Toward clinical trials for one type of ALS

By Kate Ledger

When a team of Mayo Clinic researchers discovered in 2011 the genetic repeat mutation known as c9orf72, the finding shed new light on amyotrophic lateral sclerosis (ALS). The mutation, which occurs as a short sequence of code repeated hundreds to thousands of times in the gene, is now known to appear in 40 percent of all familial cases of ALS and in nearly 10 percent of sporadic cases. It also occurs in 10 percent of the nearly 60,000 people with frontotemporal dementia (FTD), an early onset behavioral disease that sometimes overlaps with ALS.

“The identification of the gene was transformative for the field,” says Leonard Petrucelli, Ph.D., chair of neurosciences at Mayo Clinic’s campus in Florida. “It’s rare to find any gene that has potential to affect a lot of patients.”

Since that watershed discovery, reported in Neuron by the lab of neurogeneticist Rosa Rademakers, Ph.D., several neuroscience labs in Florida have launched studies to tease apart the effects of the c9 mutation and make sense of what causes neurodegeneration. Their c9 focus has paved the way to clinical trials for patients with ALS who have the mutation.

Here are some of the key steps along the research journey:

Based on the discovery of the c9 mutation, Dr. Petrucelli’s lab found that the gene results in an aberrant form of RNA, that’s capable of bypassing signals associated with normal protein synthesis. The repeat RNA leads to the accumulation of abnormal proteins. When they examined tissue samples from the Mayo Clinic brain bank, a vast resource directed by neuropathologist Dennis Dickson, M.D., the researchers recognized c9 repeat RNA and the abnormal proteins as unique pathologies. “These features occur only in those individuals who have the c9 mutation,” Dr. Petrucelli explains. That makes the molecules possible targets for future therapies.  The team went on to develop a novel mouse model with the c9 gene mutation, a critical tool they reported in Science that can help them understand the disease and test emerging treatments.

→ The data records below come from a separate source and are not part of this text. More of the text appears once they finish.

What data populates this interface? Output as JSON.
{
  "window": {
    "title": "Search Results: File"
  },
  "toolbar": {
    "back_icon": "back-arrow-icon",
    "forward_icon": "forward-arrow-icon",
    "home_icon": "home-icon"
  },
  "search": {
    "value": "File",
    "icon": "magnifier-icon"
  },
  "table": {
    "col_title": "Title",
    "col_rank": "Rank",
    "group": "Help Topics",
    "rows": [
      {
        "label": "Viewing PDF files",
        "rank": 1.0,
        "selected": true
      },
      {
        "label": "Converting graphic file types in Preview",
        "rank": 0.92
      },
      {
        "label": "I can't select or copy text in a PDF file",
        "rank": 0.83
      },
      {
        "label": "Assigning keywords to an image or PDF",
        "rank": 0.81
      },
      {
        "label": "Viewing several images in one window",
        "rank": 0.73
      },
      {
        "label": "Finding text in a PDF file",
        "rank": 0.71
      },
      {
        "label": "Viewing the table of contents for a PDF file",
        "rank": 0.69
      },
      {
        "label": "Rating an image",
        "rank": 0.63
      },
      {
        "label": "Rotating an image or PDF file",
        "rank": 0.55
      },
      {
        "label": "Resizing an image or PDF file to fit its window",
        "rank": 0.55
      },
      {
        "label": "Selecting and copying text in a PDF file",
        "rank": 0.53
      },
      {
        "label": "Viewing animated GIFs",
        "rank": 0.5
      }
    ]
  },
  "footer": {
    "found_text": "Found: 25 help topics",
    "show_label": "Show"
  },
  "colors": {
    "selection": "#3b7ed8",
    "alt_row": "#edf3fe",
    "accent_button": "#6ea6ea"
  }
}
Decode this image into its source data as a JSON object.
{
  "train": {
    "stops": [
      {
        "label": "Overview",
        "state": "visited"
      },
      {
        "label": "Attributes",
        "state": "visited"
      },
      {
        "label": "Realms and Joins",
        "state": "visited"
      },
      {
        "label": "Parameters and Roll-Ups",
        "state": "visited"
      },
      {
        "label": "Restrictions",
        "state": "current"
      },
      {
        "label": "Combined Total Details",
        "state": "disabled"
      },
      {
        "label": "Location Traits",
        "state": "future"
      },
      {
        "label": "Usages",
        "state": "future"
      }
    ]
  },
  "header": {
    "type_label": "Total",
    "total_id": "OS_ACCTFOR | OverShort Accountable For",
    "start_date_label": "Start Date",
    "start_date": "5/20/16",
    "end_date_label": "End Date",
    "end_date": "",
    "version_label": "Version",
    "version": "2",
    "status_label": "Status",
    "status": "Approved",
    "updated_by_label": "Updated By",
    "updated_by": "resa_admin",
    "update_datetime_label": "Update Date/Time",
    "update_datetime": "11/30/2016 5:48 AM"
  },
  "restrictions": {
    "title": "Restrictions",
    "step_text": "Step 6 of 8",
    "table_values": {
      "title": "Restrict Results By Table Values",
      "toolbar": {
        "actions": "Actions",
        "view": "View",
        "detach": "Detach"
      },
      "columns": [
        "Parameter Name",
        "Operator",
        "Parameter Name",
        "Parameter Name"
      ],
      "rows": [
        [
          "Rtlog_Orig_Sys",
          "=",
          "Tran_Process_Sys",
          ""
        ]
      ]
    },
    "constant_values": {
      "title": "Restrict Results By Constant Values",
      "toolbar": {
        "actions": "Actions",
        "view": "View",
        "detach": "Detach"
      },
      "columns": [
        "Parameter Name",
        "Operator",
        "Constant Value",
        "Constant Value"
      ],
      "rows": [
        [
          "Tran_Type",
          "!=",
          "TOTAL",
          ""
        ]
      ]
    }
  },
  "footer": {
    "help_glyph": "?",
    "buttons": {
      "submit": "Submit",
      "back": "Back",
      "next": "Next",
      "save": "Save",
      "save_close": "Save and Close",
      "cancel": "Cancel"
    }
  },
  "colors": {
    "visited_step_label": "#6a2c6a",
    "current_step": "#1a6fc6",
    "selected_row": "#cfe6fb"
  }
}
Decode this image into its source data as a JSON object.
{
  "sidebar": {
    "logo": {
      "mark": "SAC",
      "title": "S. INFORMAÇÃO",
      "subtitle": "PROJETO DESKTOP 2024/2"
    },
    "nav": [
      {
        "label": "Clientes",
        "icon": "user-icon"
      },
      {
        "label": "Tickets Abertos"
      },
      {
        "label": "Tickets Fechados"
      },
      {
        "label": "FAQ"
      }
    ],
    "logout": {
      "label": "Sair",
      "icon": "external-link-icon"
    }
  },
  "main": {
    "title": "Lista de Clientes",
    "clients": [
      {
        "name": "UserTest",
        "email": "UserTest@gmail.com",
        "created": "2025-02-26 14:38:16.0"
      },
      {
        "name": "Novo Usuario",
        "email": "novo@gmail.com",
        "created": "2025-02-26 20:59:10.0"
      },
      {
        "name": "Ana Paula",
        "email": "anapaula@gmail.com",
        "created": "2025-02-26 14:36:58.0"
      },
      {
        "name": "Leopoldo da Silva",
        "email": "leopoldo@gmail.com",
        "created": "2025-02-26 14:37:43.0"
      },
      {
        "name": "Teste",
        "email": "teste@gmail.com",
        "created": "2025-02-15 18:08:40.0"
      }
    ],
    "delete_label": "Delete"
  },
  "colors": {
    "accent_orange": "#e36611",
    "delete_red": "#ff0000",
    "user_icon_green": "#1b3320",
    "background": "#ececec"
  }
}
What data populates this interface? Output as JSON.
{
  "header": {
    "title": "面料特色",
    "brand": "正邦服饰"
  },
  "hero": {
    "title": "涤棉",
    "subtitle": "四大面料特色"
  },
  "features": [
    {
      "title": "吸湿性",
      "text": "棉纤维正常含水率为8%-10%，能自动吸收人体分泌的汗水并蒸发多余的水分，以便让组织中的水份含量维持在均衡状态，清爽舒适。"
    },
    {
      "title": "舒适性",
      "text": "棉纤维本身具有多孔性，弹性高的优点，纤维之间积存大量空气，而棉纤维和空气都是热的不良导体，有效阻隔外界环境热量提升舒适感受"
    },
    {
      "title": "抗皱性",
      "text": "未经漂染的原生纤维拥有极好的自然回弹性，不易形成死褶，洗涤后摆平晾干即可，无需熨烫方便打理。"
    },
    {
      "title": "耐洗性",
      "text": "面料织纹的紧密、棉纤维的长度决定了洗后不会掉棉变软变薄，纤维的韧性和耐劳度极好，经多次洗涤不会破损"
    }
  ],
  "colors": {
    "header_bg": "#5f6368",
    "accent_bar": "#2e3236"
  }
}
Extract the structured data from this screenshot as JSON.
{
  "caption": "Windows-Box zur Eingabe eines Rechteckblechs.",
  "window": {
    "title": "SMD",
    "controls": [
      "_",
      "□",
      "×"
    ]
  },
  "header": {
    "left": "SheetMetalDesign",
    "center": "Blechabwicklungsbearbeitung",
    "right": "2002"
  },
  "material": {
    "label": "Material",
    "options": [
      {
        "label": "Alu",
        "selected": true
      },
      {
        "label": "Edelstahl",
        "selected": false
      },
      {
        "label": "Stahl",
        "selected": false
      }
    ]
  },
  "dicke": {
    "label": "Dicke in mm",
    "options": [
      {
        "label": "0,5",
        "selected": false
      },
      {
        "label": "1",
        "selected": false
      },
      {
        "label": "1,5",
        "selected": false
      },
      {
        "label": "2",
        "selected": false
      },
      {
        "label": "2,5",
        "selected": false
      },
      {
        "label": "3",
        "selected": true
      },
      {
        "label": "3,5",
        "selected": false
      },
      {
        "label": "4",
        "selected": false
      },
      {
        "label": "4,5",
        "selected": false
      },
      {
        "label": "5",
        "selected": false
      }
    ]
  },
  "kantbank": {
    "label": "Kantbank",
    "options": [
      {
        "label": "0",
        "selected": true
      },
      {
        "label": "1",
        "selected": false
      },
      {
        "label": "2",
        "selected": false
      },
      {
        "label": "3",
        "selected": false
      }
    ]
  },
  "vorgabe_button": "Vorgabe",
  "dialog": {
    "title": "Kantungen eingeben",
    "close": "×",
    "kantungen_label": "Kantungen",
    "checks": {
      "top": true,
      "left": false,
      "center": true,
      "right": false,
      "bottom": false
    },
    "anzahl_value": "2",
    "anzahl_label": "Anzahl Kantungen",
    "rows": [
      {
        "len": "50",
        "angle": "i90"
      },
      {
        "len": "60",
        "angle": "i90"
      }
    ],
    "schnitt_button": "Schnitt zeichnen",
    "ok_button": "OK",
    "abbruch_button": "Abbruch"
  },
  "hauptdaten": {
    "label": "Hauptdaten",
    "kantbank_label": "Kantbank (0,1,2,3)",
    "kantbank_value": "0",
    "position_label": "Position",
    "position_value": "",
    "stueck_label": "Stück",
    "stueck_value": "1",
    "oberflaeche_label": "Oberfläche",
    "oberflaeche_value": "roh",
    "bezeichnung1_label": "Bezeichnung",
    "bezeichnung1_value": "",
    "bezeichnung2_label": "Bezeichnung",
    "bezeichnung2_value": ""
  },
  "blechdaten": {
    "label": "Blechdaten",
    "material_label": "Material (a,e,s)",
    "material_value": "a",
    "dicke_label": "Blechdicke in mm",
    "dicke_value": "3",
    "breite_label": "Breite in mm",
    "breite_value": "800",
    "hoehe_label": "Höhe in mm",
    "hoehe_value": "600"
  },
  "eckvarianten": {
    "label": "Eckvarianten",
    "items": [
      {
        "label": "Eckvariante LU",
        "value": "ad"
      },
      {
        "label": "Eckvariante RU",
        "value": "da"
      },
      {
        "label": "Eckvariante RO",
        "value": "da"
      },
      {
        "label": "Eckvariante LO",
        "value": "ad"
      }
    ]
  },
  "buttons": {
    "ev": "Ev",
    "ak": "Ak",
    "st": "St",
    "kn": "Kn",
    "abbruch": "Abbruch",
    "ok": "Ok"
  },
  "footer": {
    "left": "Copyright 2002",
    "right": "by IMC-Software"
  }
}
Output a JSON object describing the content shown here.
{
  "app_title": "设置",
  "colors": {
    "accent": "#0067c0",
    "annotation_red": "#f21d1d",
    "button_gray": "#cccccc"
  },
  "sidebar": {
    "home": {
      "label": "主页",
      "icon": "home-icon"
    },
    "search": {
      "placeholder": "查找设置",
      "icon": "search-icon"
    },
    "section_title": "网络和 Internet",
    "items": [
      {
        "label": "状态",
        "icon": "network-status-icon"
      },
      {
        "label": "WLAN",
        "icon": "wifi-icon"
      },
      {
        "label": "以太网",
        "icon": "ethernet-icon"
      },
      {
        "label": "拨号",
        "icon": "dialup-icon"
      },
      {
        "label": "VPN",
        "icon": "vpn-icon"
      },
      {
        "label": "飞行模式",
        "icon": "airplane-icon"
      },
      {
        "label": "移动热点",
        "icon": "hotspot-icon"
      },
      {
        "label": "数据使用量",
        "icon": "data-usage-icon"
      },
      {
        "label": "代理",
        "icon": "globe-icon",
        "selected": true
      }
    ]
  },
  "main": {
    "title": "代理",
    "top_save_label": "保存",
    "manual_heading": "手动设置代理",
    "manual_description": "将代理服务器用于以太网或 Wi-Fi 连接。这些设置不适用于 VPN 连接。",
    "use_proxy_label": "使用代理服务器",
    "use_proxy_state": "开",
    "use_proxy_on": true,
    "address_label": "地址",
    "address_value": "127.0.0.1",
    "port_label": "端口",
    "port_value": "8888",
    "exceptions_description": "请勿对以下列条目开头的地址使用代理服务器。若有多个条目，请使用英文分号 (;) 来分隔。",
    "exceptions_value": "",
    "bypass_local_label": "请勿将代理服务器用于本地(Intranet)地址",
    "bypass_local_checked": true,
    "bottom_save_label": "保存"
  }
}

Dr. Petrucelli’s lab has been investigating how the abnormal c9 proteins may cause ALS. In Nature Medicine, the team described how one such protein, known as poly(GR), accumulates in neurons and interferes with the creation of normal cellular proteins, causing the neurons to die. The lab’s recent studies have found that another protein has even more devastating effects on cells. These proteins now present potential targets for future drugs.

Along the way, other studies have also provided findings that can speed future clinical trials. Neuroscientist Tania Gendron, Ph.D., along with Dr. Petrucelli, and neurologist Kevin Boylan, M.D., found that another c9 protein, poly(GP), decreased when neurons were treated with drugs that target the abnormal repeat RNA. This finding, published in Science Translational Medicine, means that tracking poly(GP) protein levels in the spinal fluid of patients during a clinical trial can help determine whether or not a drug is effective at the cellular level, whether changing the dose might make a difference, or whether an effective drug is simply not reaching the appropriate brain cells. “Poly(GP) is the first pharmacodynamic marker for ALS in patients with the C9 mutation and may help make treatments available faster and rule out ineffective ones more quickly,” Dr. Gendron says.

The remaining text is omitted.